En effet, cela ne fait jamais que vingt ans que les différents gouvernements font chaque année la même promesse. En effet, la barre des 400 000 logements par an semble être un nombre mythique, toujours annoncé, jamais atteint, sauf deux fois depuis 25 ans : lors de la dernière année de Chirac président – « la construction de logements en 2007 au plus haut depuis la fin des années ‘70 », se félicitait le quotidien économique Les Echos (1 févr. 2008) – et la dernière année de François Hollande (qui devait donc bien être socialiste quelque part) avec pas loin de 450 000 logements construits. C’est allé de mal en pis depuis l’élection de Jupiter jusqu’à atteindre en 2025 des records à la baisse qui remontent à la seconde guerre mondiale. Ou est-ce, concomitamment, la baisse de la natalité, ceci expliquant cela ?
Bref, les deux millions de logements promis d’ici 2030, vous pouvez les oublier. Ce d’autant plus que se profilent les élections municipales, source d’immobilisme, puis les élections présidentielles de 2027, source d’immobilisme appuyé. Et qui sait ce que le ou la prochaine ministre du Logement en mai 2027 aura en tête, et encore, si Vincent Jeanbrun tient jusque-là, ?
Certes, la crise du logement est mondiale (allez savoir pourquoi…) mais ce qui caractérise la France depuis l’arrivée de Vulcain ex-Jupiter au pouvoir est la valse de ses ministres ad hoc. On l’a oublié, mais Nicolas Sarkozy n’a eu que deux ministres du logement (Christine Boutin et Benoît Apparu), François Hollande en compte seulement trois (Cécile Duflot, Sylvia Pinel et Emmanuelle Cosse), voilà pour la cohérence.
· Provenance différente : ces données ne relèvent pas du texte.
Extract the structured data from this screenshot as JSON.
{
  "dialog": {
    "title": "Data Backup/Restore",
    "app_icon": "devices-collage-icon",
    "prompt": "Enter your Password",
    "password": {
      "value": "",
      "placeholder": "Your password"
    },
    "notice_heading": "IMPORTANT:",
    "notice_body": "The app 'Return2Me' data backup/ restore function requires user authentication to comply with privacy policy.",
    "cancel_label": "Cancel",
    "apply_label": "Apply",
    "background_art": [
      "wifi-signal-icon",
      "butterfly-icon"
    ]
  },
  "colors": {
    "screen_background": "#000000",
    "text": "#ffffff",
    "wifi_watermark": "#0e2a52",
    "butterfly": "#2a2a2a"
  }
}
Emmanuel Macron, pour sa part, de Julien Denormandie à Vincent Jeanbrun, en est déjà à neuf titulaires du poste, dont Eric Worth qui entre le 5 et le 12 octobre 2025 n’a eu que le temps de déballer et remballer ses cartons.
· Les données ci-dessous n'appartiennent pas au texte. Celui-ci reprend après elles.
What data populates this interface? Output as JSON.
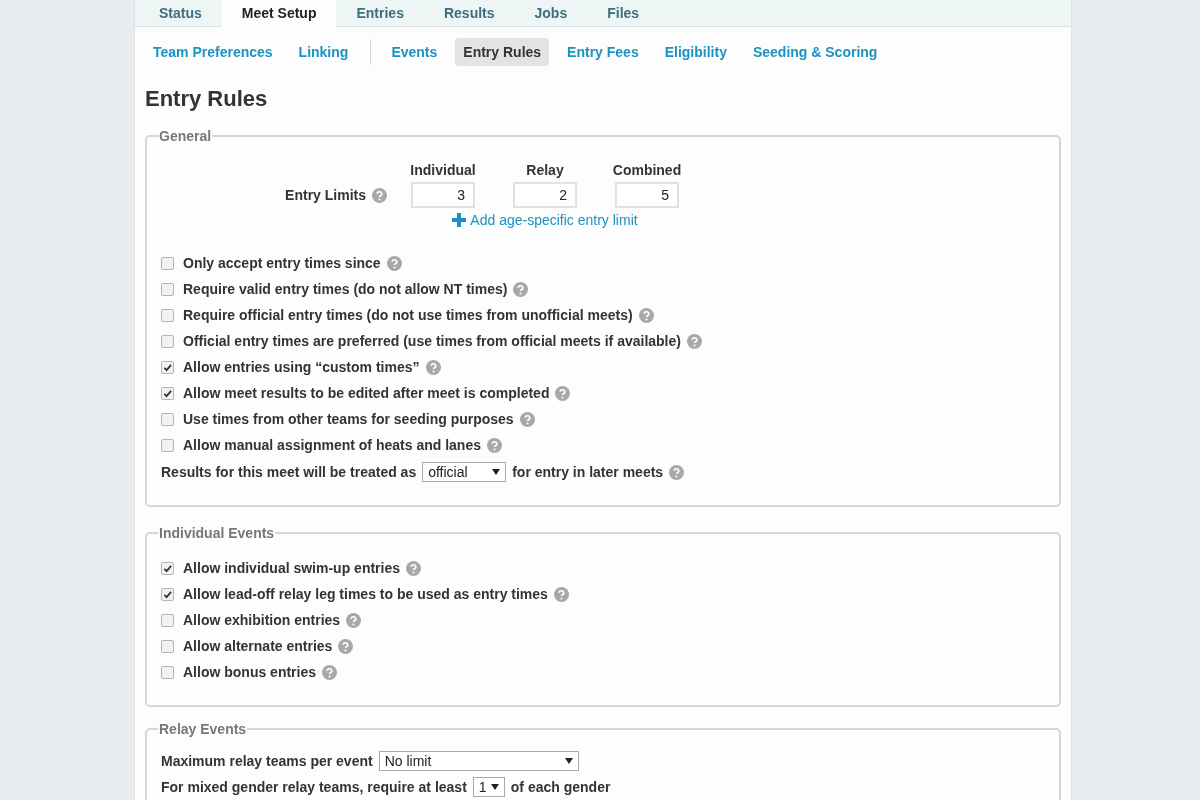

Neuf ministres du Logement en huit ans – les remplaçants des remplaçants – ce n’est pas sérieux et une politique cohérente et utile pour les Français est rigoureusement impossible dans ces conditions. Donc il n’y a pas de politique et la réalité est que chaque nouveau Mickey* qui arrive avec ses idées fumeuses navigue à vue le temps (court) de sa mission. Le temps pour chacune et chacun d’imprimer les cartes de visites, dix ans de macronisme plus tard – alors qu’Emmanuel Macron nouveau président avait dans ce domaine récupéré une situation excellente – voici le logement déclaré « grande urgence nationale ». Allo ?
Le logement aujourd’hui « pèse pour un tiers du revenu des ménages car, en vingt ans, les prix hors inflation du logement ont progressé de 88 % alors que le salaire moyen n’a augmenté que de 13 % entre 1996 et 2023 » nous apprend Le Monde (28/11/2025). C’est mathématique ! Et diable, pendant tout ce temps-là, les gouvernements successifs et les élus de l’Assemblée nationale n’étaient pas au courant du problème pour que Sébastien Lecornu s’en aperçoive soudain en janvier 2026 ? Surtourisme, Airbnb, gentrification sont des mots qui viennent juste d’entrer dans son dictionnaire ?
Sans parler des conséquences sociales. Tiens, par exemple, Vincent Jeanbrun a rendez-vous le mercredi 4 février à 16h30 pour un entretien avec Loïc Hervé, vice-président du Sénat et Sénateur de la Haute-Savoie, l’occasion sans doute pour lui d’ouvrir le dossier « On fait quoi en montagne pour loger les habitants du coin – en plus il n’y a qu’eux qui bossent ! –, pour loger les touristes, les rupins des résidences secondaires, les plus riches Français parce qu’ils travaillent en Suisse et les Suisses transfrontaliers qui viennent dépenser et investir leurs francs en pays de cocagne ? », sans compter les effondrements de terrains de plus en plus instables. En voilà un dossier à ravir tout fonctionnaire pas pressé ! Au moins voici un ministre du Logement qui, quitte à tomber du ciel, d’évidence se renseigne. Qu’il se rassure, le problème est mondial et personne ne dira que c’est de sa faute !
Une « grande urgence nationale », c’est bien mais qu’en est-il en termes de vision politique et, pourquoi pas, architecturale ? Ah oui, « un nouveau dispositif fiscal » et changement du « statut du bailleur privé, destiné à inciter les particuliers à investir dans l’immobilier pour louer » (FranceInfo 24/01/2026). À l’œuvre la logique Excel qui depuis tout ce temps a fait ses preuves ! Bonjour l’audace !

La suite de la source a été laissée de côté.